Er hasste den Vorgesetzten, der die Dienstreise angeordnet hatte (vermutlich in dem Glauben, der Flug werde als Belohnung aufgefasst, als incentive, wie es im Neusprech heißt, als Ersatz vielleicht für aufgeschobene Beförderungen). Nein, ‚hassen‘ ist übertrieben, ja, er hätte ihn geohrfeigt, wenn Ohrfeigen im öffentlichen Dienst ein anerkanntes Mittel wären, seinen Unmut auszudrücken. Er ärgerte sich, dass er nie weiter gekommen war, es nicht einmal zum Unterabteilungsleiter gebracht hatte. Wäre er UAL, dürfte er Dienstreisen selbst bestimmen und von höherrangigen Beamten nur formell abzeichnen lassen. Stattdessen die butterweiche Anordnung:
„Sie sollten einmal hinfliegen und nach dem Rechten sehen. Wir müssen die Hand drauflegen, bevor alles in irgendwelchen Kanälen versickert. Stellen Sie möglichst heute noch einen Reiseantrag, sonst kriegen Sie die Donnerstags-Maschine nicht.“
„Alles? Sickert in Kanäle?“
„Naja, das Ganze halt, alles, was der Bundesrepublik zugefallen ist, eben alles, wofür Sie und ich jetzt verantwortlich sind, obwohl wir kein zusätzliches Personal haben.“
„Nicht? Die Leute drüben?“
„Achherrje, bis die Indianer das geschnallt haben! Würden Sie denen über den Weg trauen? Deshalb sollten Sie hin. Ich weiß, Sie haben hier noch was anderes zu tun. Denken Sie daran, sich ein Zimmer zu bestellen.“
Die schiere Unmöglichkeit, nicht einmal für 300 Mark unter den Linden. Die teuersten am Kudamm waren am schnellsten weg, die 500-Mark-Zimmer. Aber den Auftrag in einem Tag zu erfüllen, das sei nicht zu leisten. Dabei wusste er aus alten BRD-Zeiten, dass man morgens bequem mit einem halbleeren Linienbus zum Flughafen fährt, eine viertel Stunde zum Einchecken benötigt, eine knappe Stunde später ist man in Tegel und wird von einem Senatswagen abgeholt. Damals hätte man einen Job gut und gerne am selben Tag erledigen können!

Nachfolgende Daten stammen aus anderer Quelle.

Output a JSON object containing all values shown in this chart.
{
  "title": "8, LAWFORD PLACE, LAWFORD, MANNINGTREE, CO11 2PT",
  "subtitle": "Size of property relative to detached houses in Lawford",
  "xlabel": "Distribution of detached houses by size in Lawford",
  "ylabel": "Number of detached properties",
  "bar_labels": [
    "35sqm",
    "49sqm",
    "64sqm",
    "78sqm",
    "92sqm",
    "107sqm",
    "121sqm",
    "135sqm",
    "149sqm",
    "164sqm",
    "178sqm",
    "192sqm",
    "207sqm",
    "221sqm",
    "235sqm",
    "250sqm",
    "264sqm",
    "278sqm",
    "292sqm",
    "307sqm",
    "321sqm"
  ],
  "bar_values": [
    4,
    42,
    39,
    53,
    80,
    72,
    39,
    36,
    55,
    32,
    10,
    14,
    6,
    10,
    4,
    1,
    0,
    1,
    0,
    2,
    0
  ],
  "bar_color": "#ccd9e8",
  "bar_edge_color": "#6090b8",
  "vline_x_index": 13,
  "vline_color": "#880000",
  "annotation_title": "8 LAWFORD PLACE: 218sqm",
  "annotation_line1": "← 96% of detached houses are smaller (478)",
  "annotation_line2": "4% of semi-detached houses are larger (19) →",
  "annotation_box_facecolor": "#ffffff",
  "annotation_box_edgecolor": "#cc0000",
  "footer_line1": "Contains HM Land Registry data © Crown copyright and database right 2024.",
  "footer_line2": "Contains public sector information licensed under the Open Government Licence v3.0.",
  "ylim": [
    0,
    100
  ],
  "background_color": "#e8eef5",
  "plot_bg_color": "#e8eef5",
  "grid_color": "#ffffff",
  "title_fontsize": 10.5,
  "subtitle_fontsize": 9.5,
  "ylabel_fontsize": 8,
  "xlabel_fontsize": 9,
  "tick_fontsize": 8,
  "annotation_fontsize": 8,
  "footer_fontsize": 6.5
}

„Erkundigen Sie sich im Haus nach jemandem, mit dem Sie ein Doppelzimmer teilen.“
Genau das hatte er nicht getan, sondern geschwindelt, er habe bereits eine Unterkunft gefunden.
Der Eintritt in das Abfertigungsgebäude der Bundeswehr, die neuerdings über Tupolew, Iljuschin und sogar Migs verfügte, ließ seine Stimmung nicht etwa hochschnellen, weil er endlich den Regen verlassen durfte, sondern verhinderte nur den Absturz in eine Depression oder, was bei seiner Stimmungslage schwer vorauszusagen war, den Ausbruch eines Wutanfalls, der angesichts der Soldatengesichter, an denen Gefühle abprallten, in Frust ersterben würde, in einer seelischen Kreuzigung durch die beiden Nägel Wut und Schwermut. Endlich stand er über dem Scheitel einer Person, die Namen aus Listen suchte und behauptete, er werde in der Primär-Liste nicht geführt. Dann fliege ich eben nicht, mein Gott! In der Sekundär-Liste, die heute früh aus Münster gekommen war, fand man ihn doch verzeichnet, und so durfte er passieren.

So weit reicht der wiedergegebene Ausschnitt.